La Commission vérité et réconciliation publiera ses recommandations début juillet. Le gouvernement aura six mois pour y donner suite. Six mois pendant lesquels la Gambie vivra au rythme de la campagne présidentielle, dont le scrutin est prévu en décembre. La société civile compte déjà faire « des recommandations de la Commission l’un des enjeux de la campagne électorale », explique Reed Brody.

 

Création d’un tribunal spécial régional ?

 

« Nous demanderons aux candidats de prendre position sur les suites qu’ils entendent donner », précise le chasseur de dictateur, à l’origine du procès contre l’ex-président du Tchad Hissène Habré, condamné en 2016 à Dakar, devant un tribunal créé à la demande de l’Union africaine et formé de juges du continent.

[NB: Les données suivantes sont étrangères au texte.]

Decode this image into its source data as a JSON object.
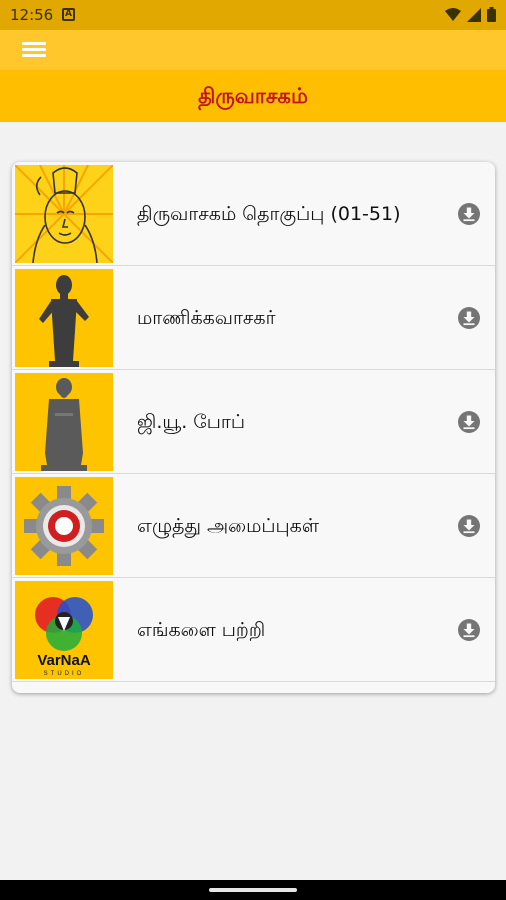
{
  "status_bar": {
    "time": "12:56",
    "notification_letter": "A"
  },
  "app_bar": {
    "menu_icon": "hamburger-menu-icon",
    "bg_color": "#ffc72c"
  },
  "header": {
    "title": "திருவாசகம்",
    "title_color": "#c0141a",
    "bg_color": "#ffbf00"
  },
  "menu_items": [
    {
      "label": "திருவாசகம் தொகுப்பு (01-51)",
      "thumb": "shiva-image",
      "action_icon": "download-icon"
    },
    {
      "label": "மாணிக்கவாசகர்",
      "thumb": "manikkavasagar-statue-image",
      "action_icon": "download-icon"
    },
    {
      "label": "ஜி.யூ. போப்",
      "thumb": "gu-pope-statue-image",
      "action_icon": "download-icon"
    },
    {
      "label": "எழுத்து அமைப்புகள்",
      "thumb": "settings-gear-image",
      "action_icon": "download-icon"
    },
    {
      "label": "எங்களை பற்றி",
      "thumb": "varnaa-logo",
      "action_icon": "download-icon"
    }
  ],
  "about_logo": {
    "brand": "VarNaA",
    "subtitle": "STUDIO"
  }
}
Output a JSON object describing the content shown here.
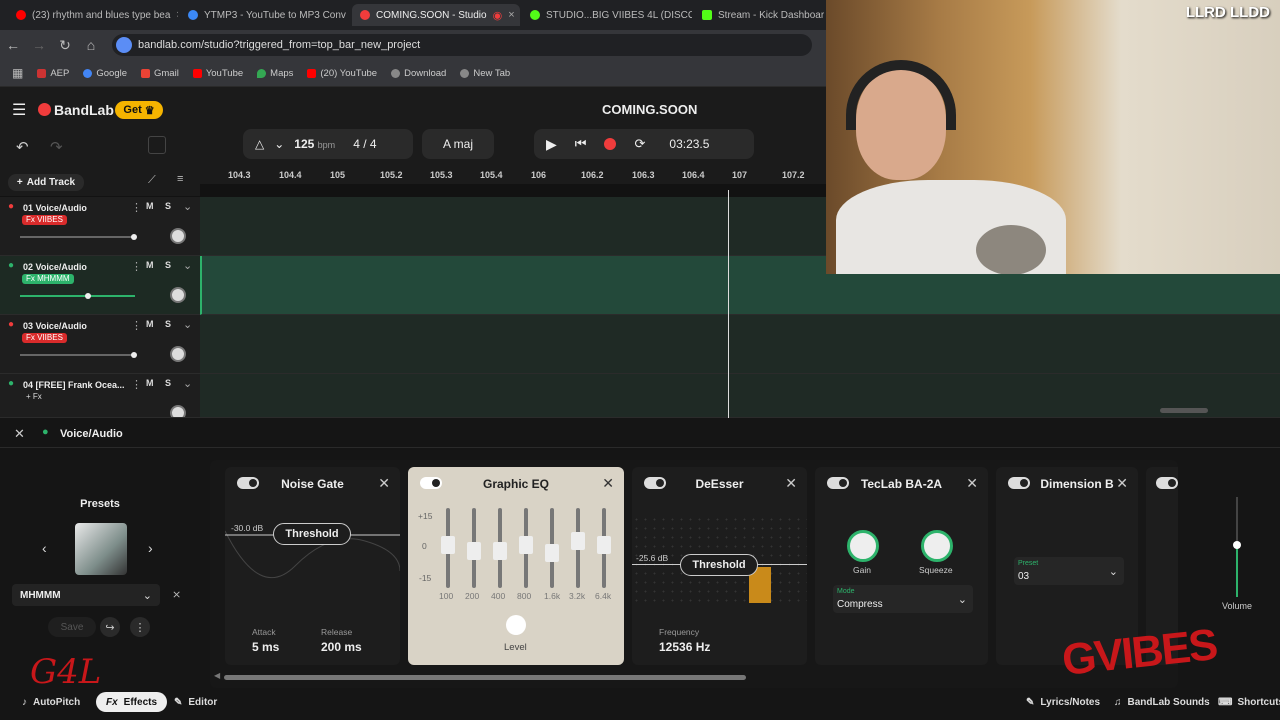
{
  "browser": {
    "tabs": [
      {
        "label": "(23) rhythm and blues type bea",
        "color": "#ff0000"
      },
      {
        "label": "YTMP3 - YouTube to MP3 Conv",
        "color": "#3b88f5"
      },
      {
        "label": "COMING.SOON - Studio",
        "color": "#f03c3c"
      },
      {
        "label": "STUDIO...BIG VIIBES 4L (DISCO",
        "color": "#53fc18"
      },
      {
        "label": "Stream - Kick Dashboard",
        "color": "#53fc18"
      }
    ],
    "url": "bandlab.com/studio?triggered_from=top_bar_new_project",
    "bookmarks": [
      {
        "label": "AEP",
        "color": "#c33"
      },
      {
        "label": "Google",
        "color": "#4285f4"
      },
      {
        "label": "Gmail",
        "color": "#ea4335"
      },
      {
        "label": "YouTube",
        "color": "#ff0000"
      },
      {
        "label": "Maps",
        "color": "#34a853"
      },
      {
        "label": "(20) YouTube",
        "color": "#ff0000"
      },
      {
        "label": "Download",
        "color": "#888"
      },
      {
        "label": "New Tab",
        "color": "#888"
      }
    ]
  },
  "app": {
    "brand": "BandLab",
    "get_label": "Get",
    "project_title": "COMING.SOON",
    "tempo": "125",
    "tempo_unit": "bpm",
    "time_sig": "4 / 4",
    "key": "A maj",
    "time": "03:23.5",
    "add_track": "Add Track",
    "accent": "#f03c3c"
  },
  "ruler": [
    "104.3",
    "104.4",
    "105",
    "105.2",
    "105.3",
    "105.4",
    "106",
    "106.2",
    "106.3",
    "106.4",
    "107",
    "107.2"
  ],
  "tracks": [
    {
      "name": "01  Voice/Audio",
      "fx": "Fx VIIBES",
      "fx_color": "#d92b2b",
      "vol": 0.9,
      "active": false
    },
    {
      "name": "02  Voice/Audio",
      "fx": "Fx MHMMM",
      "fx_color": "#2db36b",
      "vol": 0.58,
      "active": true
    },
    {
      "name": "03  Voice/Audio",
      "fx": "Fx VIIBES",
      "fx_color": "#d92b2b",
      "vol": 0.9,
      "active": false
    },
    {
      "name": "04  [FREE] Frank Ocea...",
      "fx": "+ Fx",
      "fx_color": "transparent",
      "vol": 0.48,
      "active": false
    }
  ],
  "track_buttons": {
    "m": "M",
    "s": "S"
  },
  "panel": {
    "title": "Voice/Audio",
    "presets_label": "Presets",
    "preset_name": "MHMMM",
    "save_label": "Save"
  },
  "effects": {
    "noise_gate": {
      "title": "Noise Gate",
      "threshold_label": "Threshold",
      "threshold_db": "-30.0 dB",
      "attack_label": "Attack",
      "attack": "5 ms",
      "release_label": "Release",
      "release": "200 ms"
    },
    "graphic_eq": {
      "title": "Graphic EQ",
      "scale": [
        "+15",
        "0",
        "-15"
      ],
      "bands": [
        "100",
        "200",
        "400",
        "800",
        "1.6k",
        "3.2k",
        "6.4k"
      ],
      "levels": [
        0.45,
        0.55,
        0.55,
        0.45,
        0.58,
        0.38,
        0.45
      ],
      "level_label": "Level"
    },
    "deesser": {
      "title": "DeEsser",
      "threshold_label": "Threshold",
      "threshold_db": "-25.6 dB",
      "freq_label": "Frequency",
      "freq": "12536 Hz"
    },
    "teclab": {
      "title": "TecLab BA-2A",
      "gain": "Gain",
      "squeeze": "Squeeze",
      "mode_label": "Mode",
      "mode": "Compress"
    },
    "dimension": {
      "title": "Dimension B",
      "preset_label": "Preset",
      "preset": "03"
    }
  },
  "volume_label": "Volume",
  "footer": {
    "autopitch": "AutoPitch",
    "effects": "Effects",
    "editor": "Editor",
    "lyrics": "Lyrics/Notes",
    "sounds": "BandLab Sounds",
    "shortcuts": "Shortcuts"
  },
  "overlays": {
    "webcam_tag": "LLRD LLDD",
    "watermark": "GVIBES",
    "signature": "G4L"
  }
}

« L’affaire des migrants devrait rassembler les Etats de la région », espère Reed Brody. Ghana, Sénégal, Sierra Leone, Côte d’Ivoire, Nigeria, Liberia et Gambie, dont les ressortissants rêvaient d’atteindre l’Europe, devraient « soutenir une enquête pénale et, le cas échéant, la poursuite de Jammeh et d’autres responsables », pour les crimes du régime. Certains plaident pour la création d’un tribunal spécial régional qui faciliterait l’extradition de l’ancien chef d’Etat, retranché en Guinée équatoriale.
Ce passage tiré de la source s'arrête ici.